According to the literature, the risk of gallstones and/or the risk of symptomatic gallstone disease after bariatric surgery vary. In a population-based study conducted in Sweden, it was found that the risk of gallstone disease and cholecystitis after bariatric surgery is 5.5 times higher than the general population (4). Iglezias Brando de Oliviera et al. (3) have reported the incidence of gallstones after RYGB as 52.8%. Patel et al. (21) stated the rate of symptomatic gallstone disease requiring surgery after LRYGB as 6%. In our study, the incidence of gallstone disease after LRYGB was 21.7%, and the incidence of symptomatic gallstone disease was 10.9%. Out of 5 symptomatic patients, one developed acute pancreatitis, and two experienced acute cholecystitis. In the other two cases, there were biliary colic symptoms. All symptomatic patients underwent laparoscopic cholecystectomy.

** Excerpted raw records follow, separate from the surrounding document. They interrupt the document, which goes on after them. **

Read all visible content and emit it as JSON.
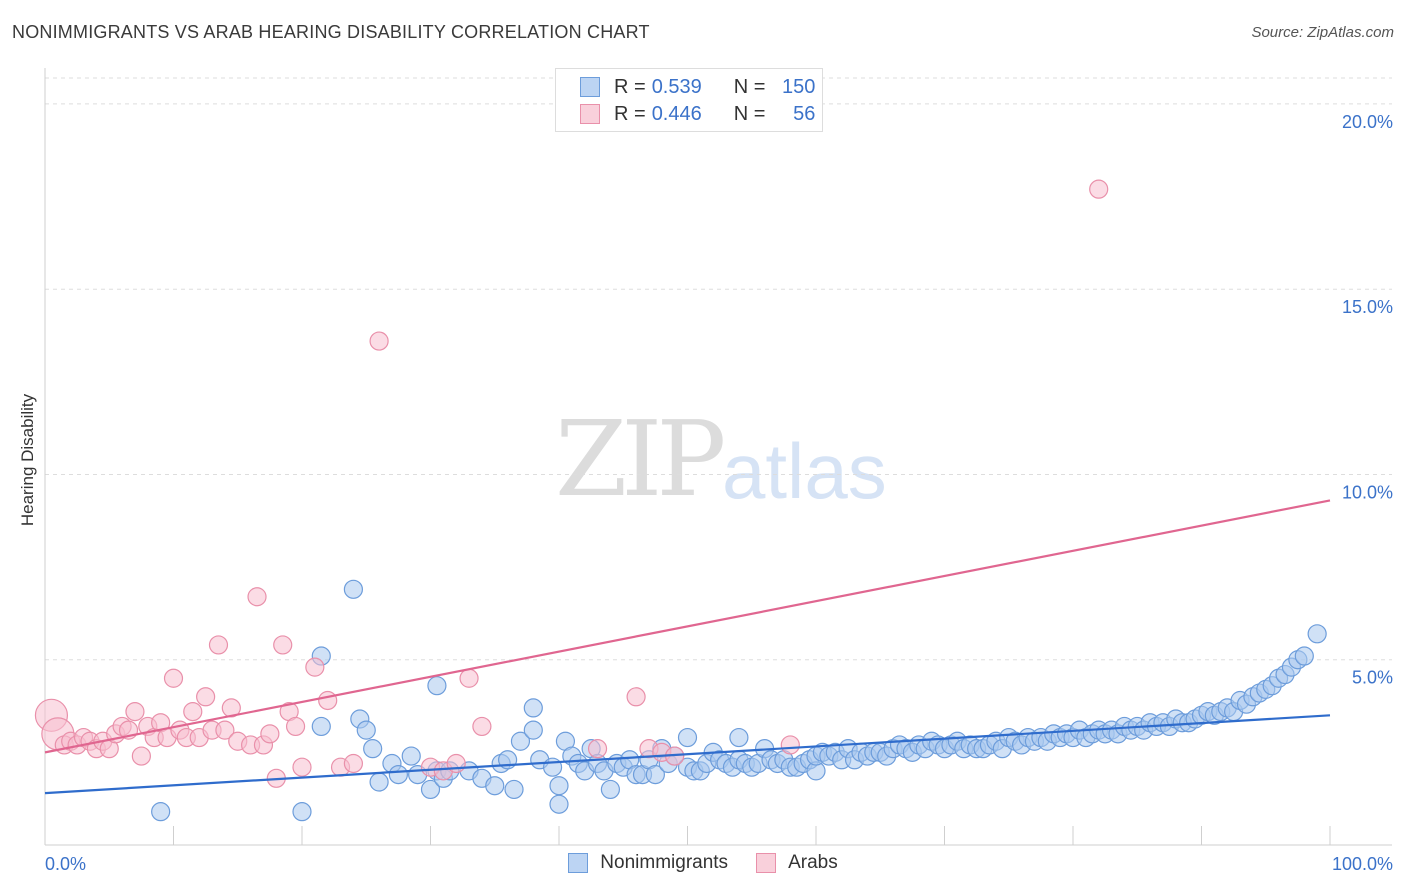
{
  "header": {
    "title": "NONIMMIGRANTS VS ARAB HEARING DISABILITY CORRELATION CHART",
    "source": "Source: ZipAtlas.com"
  },
  "watermark": {
    "zip": "ZIP",
    "atlas": "atlas"
  },
  "legend_top": {
    "rows": [
      {
        "r_label": "R =",
        "r_value": "0.539",
        "n_label": "N =",
        "n_value": "150"
      },
      {
        "r_label": "R =",
        "r_value": "0.446",
        "n_label": "N =",
        "n_value": "56"
      }
    ]
  },
  "legend_bottom": {
    "items": [
      "Nonimmigrants",
      "Arabs"
    ]
  },
  "colors": {
    "blue_fill": "#a9c8ef",
    "blue_stroke": "#6d9ddb",
    "blue_line": "#2f6ccc",
    "pink_fill": "#f7c0cf",
    "pink_stroke": "#e990aa",
    "pink_line": "#e06690",
    "tick_label": "#3b72c9",
    "grid": "#dddddd"
  },
  "chart_data": {
    "type": "scatter",
    "title": "NONIMMIGRANTS VS ARAB HEARING DISABILITY CORRELATION CHART",
    "xlabel": "",
    "ylabel": "Hearing Disability",
    "xlim": [
      0,
      100
    ],
    "ylim": [
      0,
      20.7
    ],
    "x_tick_labels": [
      "0.0%",
      "100.0%"
    ],
    "y_ticks": [
      5,
      10,
      15,
      20
    ],
    "y_tick_labels": [
      "5.0%",
      "10.0%",
      "15.0%",
      "20.0%"
    ],
    "grid": true,
    "legend_placement": "bottom",
    "series": [
      {
        "name": "Nonimmigrants",
        "color": "#6d9ddb",
        "trendline": [
          [
            0,
            1.4
          ],
          [
            100,
            3.5
          ]
        ],
        "points": [
          [
            9,
            0.9
          ],
          [
            20,
            0.9
          ],
          [
            24,
            6.9
          ],
          [
            21.5,
            5.1
          ],
          [
            21.5,
            3.2
          ],
          [
            24.5,
            3.4
          ],
          [
            25,
            3.1
          ],
          [
            25.5,
            2.6
          ],
          [
            26,
            1.7
          ],
          [
            27,
            2.2
          ],
          [
            27.5,
            1.9
          ],
          [
            28.5,
            2.4
          ],
          [
            29,
            1.9
          ],
          [
            30,
            1.5
          ],
          [
            30.5,
            2.0
          ],
          [
            30.5,
            4.3
          ],
          [
            31,
            1.8
          ],
          [
            31.5,
            2.0
          ],
          [
            33,
            2.0
          ],
          [
            34,
            1.8
          ],
          [
            35,
            1.6
          ],
          [
            35.5,
            2.2
          ],
          [
            36,
            2.3
          ],
          [
            36.5,
            1.5
          ],
          [
            37,
            2.8
          ],
          [
            38,
            3.1
          ],
          [
            38,
            3.7
          ],
          [
            38.5,
            2.3
          ],
          [
            39.5,
            2.1
          ],
          [
            40,
            1.6
          ],
          [
            40,
            1.1
          ],
          [
            40.5,
            2.8
          ],
          [
            41,
            2.4
          ],
          [
            41.5,
            2.2
          ],
          [
            42,
            2.0
          ],
          [
            42.5,
            2.6
          ],
          [
            43,
            2.2
          ],
          [
            43.5,
            2.0
          ],
          [
            44,
            1.5
          ],
          [
            44.5,
            2.2
          ],
          [
            45,
            2.1
          ],
          [
            45.5,
            2.3
          ],
          [
            46,
            1.9
          ],
          [
            46.5,
            1.9
          ],
          [
            47,
            2.3
          ],
          [
            47.5,
            1.9
          ],
          [
            48,
            2.6
          ],
          [
            48.5,
            2.2
          ],
          [
            49,
            2.4
          ],
          [
            50,
            2.9
          ],
          [
            50,
            2.1
          ],
          [
            50.5,
            2.0
          ],
          [
            51,
            2.0
          ],
          [
            51.5,
            2.2
          ],
          [
            52,
            2.5
          ],
          [
            52.5,
            2.3
          ],
          [
            53,
            2.2
          ],
          [
            53.5,
            2.1
          ],
          [
            54,
            2.9
          ],
          [
            54,
            2.3
          ],
          [
            54.5,
            2.2
          ],
          [
            55,
            2.1
          ],
          [
            55.5,
            2.2
          ],
          [
            56,
            2.6
          ],
          [
            56.5,
            2.3
          ],
          [
            57,
            2.2
          ],
          [
            57.5,
            2.3
          ],
          [
            58,
            2.1
          ],
          [
            58.5,
            2.1
          ],
          [
            59,
            2.2
          ],
          [
            59.5,
            2.3
          ],
          [
            60,
            2.0
          ],
          [
            60,
            2.4
          ],
          [
            60.5,
            2.5
          ],
          [
            61,
            2.4
          ],
          [
            61.5,
            2.5
          ],
          [
            62,
            2.3
          ],
          [
            62.5,
            2.6
          ],
          [
            63,
            2.3
          ],
          [
            63.5,
            2.5
          ],
          [
            64,
            2.4
          ],
          [
            64.5,
            2.5
          ],
          [
            65,
            2.5
          ],
          [
            65.5,
            2.4
          ],
          [
            66,
            2.6
          ],
          [
            66.5,
            2.7
          ],
          [
            67,
            2.6
          ],
          [
            67.5,
            2.5
          ],
          [
            68,
            2.7
          ],
          [
            68.5,
            2.6
          ],
          [
            69,
            2.8
          ],
          [
            69.5,
            2.7
          ],
          [
            70,
            2.6
          ],
          [
            70.5,
            2.7
          ],
          [
            71,
            2.8
          ],
          [
            71.5,
            2.6
          ],
          [
            72,
            2.7
          ],
          [
            72.5,
            2.6
          ],
          [
            73,
            2.6
          ],
          [
            73.5,
            2.7
          ],
          [
            74,
            2.8
          ],
          [
            74.5,
            2.6
          ],
          [
            75,
            2.9
          ],
          [
            75.5,
            2.8
          ],
          [
            76,
            2.7
          ],
          [
            76.5,
            2.9
          ],
          [
            77,
            2.8
          ],
          [
            77.5,
            2.9
          ],
          [
            78,
            2.8
          ],
          [
            78.5,
            3.0
          ],
          [
            79,
            2.9
          ],
          [
            79.5,
            3.0
          ],
          [
            80,
            2.9
          ],
          [
            80.5,
            3.1
          ],
          [
            81,
            2.9
          ],
          [
            81.5,
            3.0
          ],
          [
            82,
            3.1
          ],
          [
            82.5,
            3.0
          ],
          [
            83,
            3.1
          ],
          [
            83.5,
            3.0
          ],
          [
            84,
            3.2
          ],
          [
            84.5,
            3.1
          ],
          [
            85,
            3.2
          ],
          [
            85.5,
            3.1
          ],
          [
            86,
            3.3
          ],
          [
            86.5,
            3.2
          ],
          [
            87,
            3.3
          ],
          [
            87.5,
            3.2
          ],
          [
            88,
            3.4
          ],
          [
            88.5,
            3.3
          ],
          [
            89,
            3.3
          ],
          [
            89.5,
            3.4
          ],
          [
            90,
            3.5
          ],
          [
            90.5,
            3.6
          ],
          [
            91,
            3.5
          ],
          [
            91.5,
            3.6
          ],
          [
            92,
            3.7
          ],
          [
            92.5,
            3.6
          ],
          [
            93,
            3.9
          ],
          [
            93.5,
            3.8
          ],
          [
            94,
            4.0
          ],
          [
            94.5,
            4.1
          ],
          [
            95,
            4.2
          ],
          [
            95.5,
            4.3
          ],
          [
            96,
            4.5
          ],
          [
            96.5,
            4.6
          ],
          [
            97,
            4.8
          ],
          [
            97.5,
            5.0
          ],
          [
            98,
            5.1
          ],
          [
            99,
            5.7
          ]
        ]
      },
      {
        "name": "Arabs",
        "color": "#e990aa",
        "trendline": [
          [
            0,
            2.5
          ],
          [
            100,
            9.3
          ]
        ],
        "points": [
          [
            0.5,
            3.5
          ],
          [
            1,
            3.0
          ],
          [
            1.5,
            2.7
          ],
          [
            2,
            2.8
          ],
          [
            2.5,
            2.7
          ],
          [
            3,
            2.9
          ],
          [
            3.5,
            2.8
          ],
          [
            4,
            2.6
          ],
          [
            4.5,
            2.8
          ],
          [
            5,
            2.6
          ],
          [
            5.5,
            3.0
          ],
          [
            6,
            3.2
          ],
          [
            6.5,
            3.1
          ],
          [
            7,
            3.6
          ],
          [
            7.5,
            2.4
          ],
          [
            8,
            3.2
          ],
          [
            8.5,
            2.9
          ],
          [
            9,
            3.3
          ],
          [
            9.5,
            2.9
          ],
          [
            10,
            4.5
          ],
          [
            10.5,
            3.1
          ],
          [
            11,
            2.9
          ],
          [
            11.5,
            3.6
          ],
          [
            12,
            2.9
          ],
          [
            12.5,
            4.0
          ],
          [
            13,
            3.1
          ],
          [
            13.5,
            5.4
          ],
          [
            14,
            3.1
          ],
          [
            14.5,
            3.7
          ],
          [
            15,
            2.8
          ],
          [
            16,
            2.7
          ],
          [
            16.5,
            6.7
          ],
          [
            17,
            2.7
          ],
          [
            17.5,
            3.0
          ],
          [
            18,
            1.8
          ],
          [
            18.5,
            5.4
          ],
          [
            19,
            3.6
          ],
          [
            19.5,
            3.2
          ],
          [
            20,
            2.1
          ],
          [
            21,
            4.8
          ],
          [
            22,
            3.9
          ],
          [
            23,
            2.1
          ],
          [
            24,
            2.2
          ],
          [
            26,
            13.6
          ],
          [
            30,
            2.1
          ],
          [
            31,
            2.0
          ],
          [
            32,
            2.2
          ],
          [
            33,
            4.5
          ],
          [
            34,
            3.2
          ],
          [
            43,
            2.6
          ],
          [
            46,
            4.0
          ],
          [
            47,
            2.6
          ],
          [
            48,
            2.5
          ],
          [
            49,
            2.4
          ],
          [
            58,
            2.7
          ],
          [
            82,
            17.7
          ]
        ]
      }
    ]
  }
}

The risk of developing gallstones during weight loss after bariatric surgery is increased. The risk is at the maximum level during rapid weight loss and around 24 months, and decreases to a minimum once the weight has stabilized (22). Our results were also consistent with the literature, gallstones were mainly identified within the first 24 months.
Ursodeoxycholic acid is a bile acid that reduces cholesterol saturation of bile by reducing cholesterol secretion. It also acts by decreasing the biliary nidus forming factors by reduction of glycoprotein secretion and dissolution of gallstones (11). A meta-analysis concluded that the daily administration of 500 mg UDCA is an effective method of preventing gallstone formation after bariatric surgery (11). A meta-analysis focusing on the side effects of UDCA treatment after bariatric surgery has not been published so far. However, it is stated that mild to moderate side effects are observed in most of the patients who use UDCA (22-24). UDCA was applied in the last three patients after LRYGB in our study and none developed gallstones. There were no side effects. However, it is not possible to make a conclusion due to the limited number of patients and the short follow-up period of these last patients.
Management of gallstone disease in these patients is still controversial and several therapeutic modalities are being used. These are performing cholecystectomy simultaneously with gastric bypass regardless of the presence of gallstones (prophylactic approach) (6-8), performing simultaneous cholecystectomy in all patients with gallstones (elective or selective approach) (9, 10), performing simultaneous cholecystectomy in patients with symptomatic gallstones, and methods in which prophylactic UDCA therapy was initiated or not until development of symptoms (conventional approach) (5, 11). The selective approach was preferred in our study.
The limitations of our study are the retrospective design of the study, the insufficient number of patients treated with UDCA, the short follow-up period, the limited number of total patients and lack of its being a randomized controlled study.
Conclusion
Since only a very small portion of patients develop symptomatic gallstones after gastric bypass, we recommend a selective and conventional approach together with ursodeoxycholic acid treatment rather than a prophylactic approach. Prospective randomized controlled studies in larger series are required to support these results.